In what is being dubbed as a “second revolution”, Egyptian activists are planning to stage a huge rally on Friday, targeting the military rulers for being slow on implementing the democratic transition process, even as signs of a rift appear in the protest movement.

Protesters are terming the rally, to be held in Cairo’s iconic Tahrir Square, as “second revolution” and a “Friday of Rage”.

The Supreme Council of Armed Forces, who took over the reins of power from the ousted President Hosni Mubarak and is responsible for reforms, are conducting slow trials of former security figures in the Mubarak regime, the activists claimed.

Muslim Brotherhood, one of the most organised political forces in Egypt, and the conservative Salafis, have announced their non-participation in the rally, while the Church and liberals will take part in the protest.

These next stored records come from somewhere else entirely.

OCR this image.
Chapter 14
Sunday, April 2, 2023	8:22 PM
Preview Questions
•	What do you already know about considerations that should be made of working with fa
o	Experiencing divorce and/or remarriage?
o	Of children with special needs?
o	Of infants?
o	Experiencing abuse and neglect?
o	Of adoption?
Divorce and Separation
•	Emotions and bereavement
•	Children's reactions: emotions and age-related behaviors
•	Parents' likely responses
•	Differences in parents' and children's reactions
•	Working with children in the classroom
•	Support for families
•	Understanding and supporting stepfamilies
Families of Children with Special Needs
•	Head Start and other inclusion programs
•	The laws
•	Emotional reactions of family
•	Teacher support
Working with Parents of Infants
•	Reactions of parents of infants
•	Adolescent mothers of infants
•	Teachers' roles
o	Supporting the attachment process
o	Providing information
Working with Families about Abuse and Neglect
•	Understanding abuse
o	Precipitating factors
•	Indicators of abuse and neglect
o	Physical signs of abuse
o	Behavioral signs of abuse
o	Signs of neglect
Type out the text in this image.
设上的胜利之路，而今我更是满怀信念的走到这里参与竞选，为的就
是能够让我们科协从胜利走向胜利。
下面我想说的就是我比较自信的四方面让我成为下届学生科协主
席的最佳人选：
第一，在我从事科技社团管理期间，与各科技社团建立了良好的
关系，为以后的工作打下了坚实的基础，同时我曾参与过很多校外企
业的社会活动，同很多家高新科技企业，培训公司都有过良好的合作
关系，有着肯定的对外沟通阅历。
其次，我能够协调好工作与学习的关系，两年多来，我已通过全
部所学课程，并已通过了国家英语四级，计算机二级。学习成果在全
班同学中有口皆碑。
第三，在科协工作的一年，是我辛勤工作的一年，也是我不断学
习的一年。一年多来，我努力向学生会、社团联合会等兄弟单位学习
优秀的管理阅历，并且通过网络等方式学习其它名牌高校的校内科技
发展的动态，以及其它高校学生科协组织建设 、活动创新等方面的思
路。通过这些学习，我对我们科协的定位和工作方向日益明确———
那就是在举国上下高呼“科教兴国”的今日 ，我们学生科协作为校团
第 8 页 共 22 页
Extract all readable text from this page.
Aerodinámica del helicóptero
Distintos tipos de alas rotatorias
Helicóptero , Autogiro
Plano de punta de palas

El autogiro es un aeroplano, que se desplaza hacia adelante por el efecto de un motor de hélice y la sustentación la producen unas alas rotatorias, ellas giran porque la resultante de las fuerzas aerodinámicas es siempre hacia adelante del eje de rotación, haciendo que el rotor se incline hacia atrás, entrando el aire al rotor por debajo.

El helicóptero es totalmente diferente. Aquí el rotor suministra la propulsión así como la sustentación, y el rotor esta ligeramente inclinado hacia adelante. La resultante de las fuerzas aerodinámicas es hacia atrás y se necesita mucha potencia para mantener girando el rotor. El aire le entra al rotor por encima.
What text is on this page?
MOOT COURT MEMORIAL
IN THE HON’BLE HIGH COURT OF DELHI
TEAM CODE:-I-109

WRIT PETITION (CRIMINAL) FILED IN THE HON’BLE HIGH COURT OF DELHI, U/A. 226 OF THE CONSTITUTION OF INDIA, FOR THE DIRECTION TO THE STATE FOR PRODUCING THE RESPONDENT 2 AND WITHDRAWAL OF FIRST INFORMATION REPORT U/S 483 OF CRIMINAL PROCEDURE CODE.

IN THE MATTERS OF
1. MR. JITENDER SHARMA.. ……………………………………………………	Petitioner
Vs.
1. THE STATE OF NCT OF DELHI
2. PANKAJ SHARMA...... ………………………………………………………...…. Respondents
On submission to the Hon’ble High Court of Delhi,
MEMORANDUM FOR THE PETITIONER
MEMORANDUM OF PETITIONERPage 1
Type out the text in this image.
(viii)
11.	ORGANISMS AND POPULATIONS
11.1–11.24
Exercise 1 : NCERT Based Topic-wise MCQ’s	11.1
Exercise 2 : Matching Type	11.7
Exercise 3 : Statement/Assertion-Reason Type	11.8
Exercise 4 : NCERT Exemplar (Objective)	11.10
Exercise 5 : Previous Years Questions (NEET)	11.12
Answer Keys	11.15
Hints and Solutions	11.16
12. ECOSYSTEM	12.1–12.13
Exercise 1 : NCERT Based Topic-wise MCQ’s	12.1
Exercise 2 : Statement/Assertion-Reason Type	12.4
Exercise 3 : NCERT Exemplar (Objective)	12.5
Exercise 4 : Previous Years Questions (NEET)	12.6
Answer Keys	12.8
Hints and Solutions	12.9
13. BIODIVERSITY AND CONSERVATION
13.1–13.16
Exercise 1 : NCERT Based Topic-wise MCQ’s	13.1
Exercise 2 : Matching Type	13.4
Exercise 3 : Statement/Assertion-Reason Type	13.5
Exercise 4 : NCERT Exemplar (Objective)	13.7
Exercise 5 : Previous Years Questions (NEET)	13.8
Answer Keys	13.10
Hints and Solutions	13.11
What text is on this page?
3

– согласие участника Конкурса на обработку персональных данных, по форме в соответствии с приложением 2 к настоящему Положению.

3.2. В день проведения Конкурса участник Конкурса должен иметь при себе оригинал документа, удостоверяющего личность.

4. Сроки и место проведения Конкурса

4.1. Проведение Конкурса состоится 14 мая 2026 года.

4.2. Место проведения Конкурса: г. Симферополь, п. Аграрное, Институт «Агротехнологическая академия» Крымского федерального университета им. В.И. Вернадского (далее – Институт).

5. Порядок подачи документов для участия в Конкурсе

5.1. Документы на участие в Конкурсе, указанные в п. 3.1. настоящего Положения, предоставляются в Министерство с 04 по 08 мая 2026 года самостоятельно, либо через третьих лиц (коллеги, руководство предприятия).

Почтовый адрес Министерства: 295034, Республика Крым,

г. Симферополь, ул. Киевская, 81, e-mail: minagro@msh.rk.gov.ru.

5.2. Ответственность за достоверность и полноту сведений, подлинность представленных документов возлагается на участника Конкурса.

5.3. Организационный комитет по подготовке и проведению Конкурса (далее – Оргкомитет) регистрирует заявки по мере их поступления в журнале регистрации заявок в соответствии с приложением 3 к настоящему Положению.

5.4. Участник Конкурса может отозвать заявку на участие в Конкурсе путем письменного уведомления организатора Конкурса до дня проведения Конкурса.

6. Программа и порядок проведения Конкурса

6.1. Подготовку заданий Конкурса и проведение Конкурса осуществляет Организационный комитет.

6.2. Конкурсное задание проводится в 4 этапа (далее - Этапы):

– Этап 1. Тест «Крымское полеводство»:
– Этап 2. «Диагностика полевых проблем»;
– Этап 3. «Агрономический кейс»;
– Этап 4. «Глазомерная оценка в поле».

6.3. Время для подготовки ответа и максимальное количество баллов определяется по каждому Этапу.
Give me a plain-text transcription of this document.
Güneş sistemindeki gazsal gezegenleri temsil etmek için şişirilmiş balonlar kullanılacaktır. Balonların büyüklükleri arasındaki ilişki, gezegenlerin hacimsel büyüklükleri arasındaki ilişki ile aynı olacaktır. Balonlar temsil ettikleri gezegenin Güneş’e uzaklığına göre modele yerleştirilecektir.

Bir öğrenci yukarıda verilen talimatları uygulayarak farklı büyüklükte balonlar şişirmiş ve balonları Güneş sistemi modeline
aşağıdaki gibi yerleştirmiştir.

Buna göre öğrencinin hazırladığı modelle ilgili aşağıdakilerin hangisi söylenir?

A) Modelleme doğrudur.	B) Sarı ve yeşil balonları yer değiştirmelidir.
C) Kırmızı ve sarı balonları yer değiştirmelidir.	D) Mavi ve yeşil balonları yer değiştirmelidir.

Cancellation of military courts for civilians, putting Mubarak and other corrupt figures on trial for treason, placing a minimum and maximum wage for the public sector and return of police to function under judicial supervision, are some of the demands made by the protesters.

The achievements of the Egyptian revolution in the past three-and-a-half months have not been satisfactory, they said.

During the past week, the Army has been issuing warnings of possible violence during protests.

The Army had earlier said it will act as a spectator protecting critical establishments, while the demonstrations are to be protected by the activists themselves.

Currently under the military leadership, Egypt is in a transitional phase ever since a mass uprising overthrew the three-decade old authoritarian regime of Hosni Mubarak in February.

83-year-old Mubarak and his two sons have been ordered to stand trial in a criminal court for killing protesters during the January mass uprising, which led to his ouster, and allegations of corruption.

Earlier in the month, Egypt’s once feared former interior minister, Habib al-Adly, was sentenced to 12 years in jail for corruption, in the first trial of a minister from the Mubarak regime.